Keyes explains that emotional health includes feelings of satisfaction and happiness, and the ability to feel positive feelings about life. He describes psychological health as good self-esteem, trusting relationships with others, and a desire to develop and grow as person. Social health involves a sense of belonging and acceptance in one’s community, and a sense of being a contributing member of society. Someone who is struggling with a mental illness can improve their mental well-being by enhancing these three areas in their life. While that individual may need medication or therapy to manage their illness, it does not have to prevent them from flourishing in other ways.
On the flip side, an individual who seems to be free of mental illness but does little to care for their mental health may begin to languish, which is another term from Keyes’ research. Someone who is languishing may be lacking a sense of purpose in their life, the ability to influence their own environment, and a lack of social connections or sense of belonging.

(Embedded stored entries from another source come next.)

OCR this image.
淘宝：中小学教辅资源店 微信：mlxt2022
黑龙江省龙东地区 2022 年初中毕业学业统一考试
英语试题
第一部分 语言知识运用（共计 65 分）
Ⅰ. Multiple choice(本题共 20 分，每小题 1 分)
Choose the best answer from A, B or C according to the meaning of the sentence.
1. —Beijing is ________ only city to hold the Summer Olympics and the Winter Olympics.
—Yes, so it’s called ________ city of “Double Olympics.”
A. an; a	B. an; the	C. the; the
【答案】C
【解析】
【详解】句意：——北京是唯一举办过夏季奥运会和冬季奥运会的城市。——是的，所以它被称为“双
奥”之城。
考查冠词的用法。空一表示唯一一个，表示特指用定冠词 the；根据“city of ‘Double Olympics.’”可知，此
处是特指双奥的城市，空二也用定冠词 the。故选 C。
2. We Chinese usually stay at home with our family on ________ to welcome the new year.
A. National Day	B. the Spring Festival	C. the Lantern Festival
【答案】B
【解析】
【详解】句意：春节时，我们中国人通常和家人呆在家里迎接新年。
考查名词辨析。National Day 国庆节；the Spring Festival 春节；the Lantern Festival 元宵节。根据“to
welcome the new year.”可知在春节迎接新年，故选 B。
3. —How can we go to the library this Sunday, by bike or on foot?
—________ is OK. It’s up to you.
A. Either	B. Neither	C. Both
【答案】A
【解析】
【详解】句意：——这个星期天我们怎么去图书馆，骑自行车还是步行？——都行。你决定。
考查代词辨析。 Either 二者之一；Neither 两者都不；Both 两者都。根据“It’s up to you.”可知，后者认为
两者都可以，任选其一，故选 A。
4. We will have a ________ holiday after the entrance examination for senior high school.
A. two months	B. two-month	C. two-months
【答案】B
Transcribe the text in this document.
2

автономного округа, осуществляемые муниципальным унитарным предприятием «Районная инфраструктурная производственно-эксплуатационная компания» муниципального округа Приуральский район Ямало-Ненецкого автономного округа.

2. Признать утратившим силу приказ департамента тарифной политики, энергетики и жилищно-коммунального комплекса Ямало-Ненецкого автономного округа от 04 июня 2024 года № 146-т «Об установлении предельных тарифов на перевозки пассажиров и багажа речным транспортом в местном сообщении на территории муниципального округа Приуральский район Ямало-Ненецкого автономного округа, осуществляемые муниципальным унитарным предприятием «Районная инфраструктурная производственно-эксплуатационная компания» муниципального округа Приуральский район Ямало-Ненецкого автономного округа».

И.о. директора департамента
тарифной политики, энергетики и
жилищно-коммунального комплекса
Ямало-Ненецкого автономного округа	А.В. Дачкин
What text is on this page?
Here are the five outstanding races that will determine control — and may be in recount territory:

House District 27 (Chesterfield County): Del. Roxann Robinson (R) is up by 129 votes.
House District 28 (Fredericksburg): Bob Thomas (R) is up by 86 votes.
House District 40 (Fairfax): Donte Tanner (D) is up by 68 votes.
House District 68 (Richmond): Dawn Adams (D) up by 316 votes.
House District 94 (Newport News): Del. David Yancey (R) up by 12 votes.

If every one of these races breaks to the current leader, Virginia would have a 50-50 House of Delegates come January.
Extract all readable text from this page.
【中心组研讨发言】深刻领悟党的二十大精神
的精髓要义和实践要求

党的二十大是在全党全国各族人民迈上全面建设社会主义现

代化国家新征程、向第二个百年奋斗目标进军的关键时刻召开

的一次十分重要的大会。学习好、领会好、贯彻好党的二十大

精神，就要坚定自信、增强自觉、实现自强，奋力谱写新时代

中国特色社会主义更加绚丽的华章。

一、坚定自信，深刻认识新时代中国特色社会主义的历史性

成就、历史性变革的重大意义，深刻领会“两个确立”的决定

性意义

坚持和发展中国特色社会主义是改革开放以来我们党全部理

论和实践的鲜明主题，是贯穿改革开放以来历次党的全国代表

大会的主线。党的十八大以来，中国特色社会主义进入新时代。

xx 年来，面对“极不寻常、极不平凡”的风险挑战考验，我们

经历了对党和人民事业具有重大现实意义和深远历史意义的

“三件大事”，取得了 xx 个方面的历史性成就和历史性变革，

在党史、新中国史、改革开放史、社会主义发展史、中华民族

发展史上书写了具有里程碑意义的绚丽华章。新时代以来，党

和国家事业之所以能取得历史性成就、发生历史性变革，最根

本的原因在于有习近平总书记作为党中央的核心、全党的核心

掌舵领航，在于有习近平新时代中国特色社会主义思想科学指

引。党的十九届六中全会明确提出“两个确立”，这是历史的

In the Manitoba-based Provincial Eating Disorder Prevention and Recovery Program, a community based program, we focus on reducing eating disorder behaviours and thoughts while simultaneously building on this idea of pursuing wellness. Eating disorder recovery is not measured by a number on the scale, but rather a reduction of eating disorder behaviours and thoughts and an increase in quality of life. While we believe in full recovery and strive for this with our clients, we also recognize that some people may need to manage aspects of their eating disorder for life. Yet these same people leave our program accepting themselves, experiencing a sense of purpose in their lives, an increase in healthy social connections, and a stable sense of their value and worth.
Mental health is for everyone, and there are ways that each of us, regardless of our mental illness status can take steps to support our well-being and make us more likely to flourish. The Mental Health Foundation of New Zealand promotes these five strategies for promoting one’s own mental wellness: Connect, Give, Take Notice, Keep Learning, Be Active.
What might this look like?
· Connect: Develop social connections at work, school, and in the community. Spend time and effort developing relationships.
· Give: Volunteer, do something nice for someone else; discover what gifts you have to offer.
· Take notice: Be curious and be mindful; notice the good in the world around you.
· Keep learning: Embrace new experiences, revisit an old interest. In our eating disorder work we talk about this as “taking your life off hold” and encourage people to gradually replace the effort that the eating disorder takes with new passions and interests.
· Be active: get outside, practice joyful movement, and as the New Zealander’s say “move your mood”.
Mental health, like physical health, is something we all need to work at protecting and caring for throughout our lives. This year for the Canadian Mental Health Association (CMHA) Mental Health Week (#GetLoud) – why not take some preventative steps to help maintain wellness in addition to seeking treatment for any illness that may come your way.
Keyes, C.L.M. (2002, June). The Mental Health Continuum: From languishing to flourishing in life. Journal of Health and Social Behavior, 43(2), 207-222.